Due to this lack of evidence, I would suggest it as a last resort scenario but if you were to use it then very small doses should be used.
Given the go-ahead, this could be an excellent way to keep a dog still long enough to remove the mess from their coat. This is especially good for anxious dogs or dogs who have gotten themselves into a lot of sap.
Can Tree Sap Hurt Dogs
There will be certain types of tree sap that can harm your dog’s skin or cause illness if ingested. It’s important to identify the tree producing the sap and follow this information up with a phone call to the vet.

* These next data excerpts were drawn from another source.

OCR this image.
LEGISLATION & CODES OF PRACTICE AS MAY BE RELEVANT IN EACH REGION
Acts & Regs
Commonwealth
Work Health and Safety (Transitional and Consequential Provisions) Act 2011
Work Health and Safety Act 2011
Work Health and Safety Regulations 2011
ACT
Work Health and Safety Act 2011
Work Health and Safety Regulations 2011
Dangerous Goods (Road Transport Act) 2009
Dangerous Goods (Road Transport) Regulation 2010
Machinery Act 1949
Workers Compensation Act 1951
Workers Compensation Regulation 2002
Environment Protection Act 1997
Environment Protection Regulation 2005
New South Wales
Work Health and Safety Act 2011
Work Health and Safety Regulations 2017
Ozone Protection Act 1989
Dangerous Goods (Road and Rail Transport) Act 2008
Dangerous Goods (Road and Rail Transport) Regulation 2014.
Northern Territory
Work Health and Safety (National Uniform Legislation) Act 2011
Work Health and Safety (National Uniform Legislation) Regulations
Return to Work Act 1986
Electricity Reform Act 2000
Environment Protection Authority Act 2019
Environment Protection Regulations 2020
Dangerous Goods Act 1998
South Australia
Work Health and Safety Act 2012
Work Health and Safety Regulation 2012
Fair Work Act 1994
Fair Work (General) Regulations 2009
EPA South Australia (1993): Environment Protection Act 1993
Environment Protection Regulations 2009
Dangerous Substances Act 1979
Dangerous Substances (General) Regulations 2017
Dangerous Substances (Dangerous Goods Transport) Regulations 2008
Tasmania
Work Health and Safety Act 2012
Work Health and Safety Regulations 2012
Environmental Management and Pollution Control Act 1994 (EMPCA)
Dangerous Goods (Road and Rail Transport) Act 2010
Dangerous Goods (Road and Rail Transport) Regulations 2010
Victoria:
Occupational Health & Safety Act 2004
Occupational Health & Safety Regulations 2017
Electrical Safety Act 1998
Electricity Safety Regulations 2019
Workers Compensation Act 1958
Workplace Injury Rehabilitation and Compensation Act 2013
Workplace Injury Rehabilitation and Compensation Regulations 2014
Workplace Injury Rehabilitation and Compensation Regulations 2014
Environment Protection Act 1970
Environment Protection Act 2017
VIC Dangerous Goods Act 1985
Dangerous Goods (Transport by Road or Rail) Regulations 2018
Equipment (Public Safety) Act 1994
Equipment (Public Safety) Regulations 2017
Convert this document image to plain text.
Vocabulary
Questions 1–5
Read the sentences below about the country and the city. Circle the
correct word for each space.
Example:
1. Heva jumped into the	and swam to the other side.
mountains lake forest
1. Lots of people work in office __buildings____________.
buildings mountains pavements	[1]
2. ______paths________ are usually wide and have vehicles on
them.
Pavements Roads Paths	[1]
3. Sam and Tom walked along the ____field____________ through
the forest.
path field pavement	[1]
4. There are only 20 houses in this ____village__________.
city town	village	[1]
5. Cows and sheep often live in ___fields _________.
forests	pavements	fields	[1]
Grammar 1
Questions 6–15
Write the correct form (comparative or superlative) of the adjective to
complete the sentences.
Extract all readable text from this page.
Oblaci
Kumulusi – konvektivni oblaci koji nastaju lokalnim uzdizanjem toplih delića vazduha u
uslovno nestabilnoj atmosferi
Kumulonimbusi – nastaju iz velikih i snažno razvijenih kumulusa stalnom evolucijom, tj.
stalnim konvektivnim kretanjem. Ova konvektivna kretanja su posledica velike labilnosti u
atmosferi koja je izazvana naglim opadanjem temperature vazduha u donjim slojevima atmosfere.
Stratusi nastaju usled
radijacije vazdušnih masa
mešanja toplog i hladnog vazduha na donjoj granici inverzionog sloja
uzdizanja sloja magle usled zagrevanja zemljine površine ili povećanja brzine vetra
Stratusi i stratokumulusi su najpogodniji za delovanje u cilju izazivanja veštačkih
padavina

There is often much more research around the dangers of sap on human skin and so a good rule of thumb is to assume that if it harms human skin it will also harm your dog. As an example, giant hogweed is dangerous for dogs and should be removed instantly from your garden. The sap causes both dog and human skin to become ultra-sensitive to UV sunlight and will cause painful burns on the skin. Having come into contact with some Giant Hogweed sap myself whilst gardening I can tell you that it is not the least bit pleasant and produced some nasty burns on my skin.
For some added information regarding poisonous saps and other dangers, check out this article from Gardeners World, this article highlights some of the dangerous plants to be aware of when gardening. Knowing this you should assume that this sap will harm your dog too. Check out this article on puppy-proofing your garden, which has some great tips on keeping your garden safe for your puppy.
Keeping your dog clean is a difficult task. Dogs love to run in the mud and investigate in areas covered in plants and shrubs. Dogs are naturally curious creatures and will get themselves into many messy situations throughout their lifetime—including getting into sap. Finding simple and safe tricks to clean your pup successfully will make your time together much more enjoyable for everyone!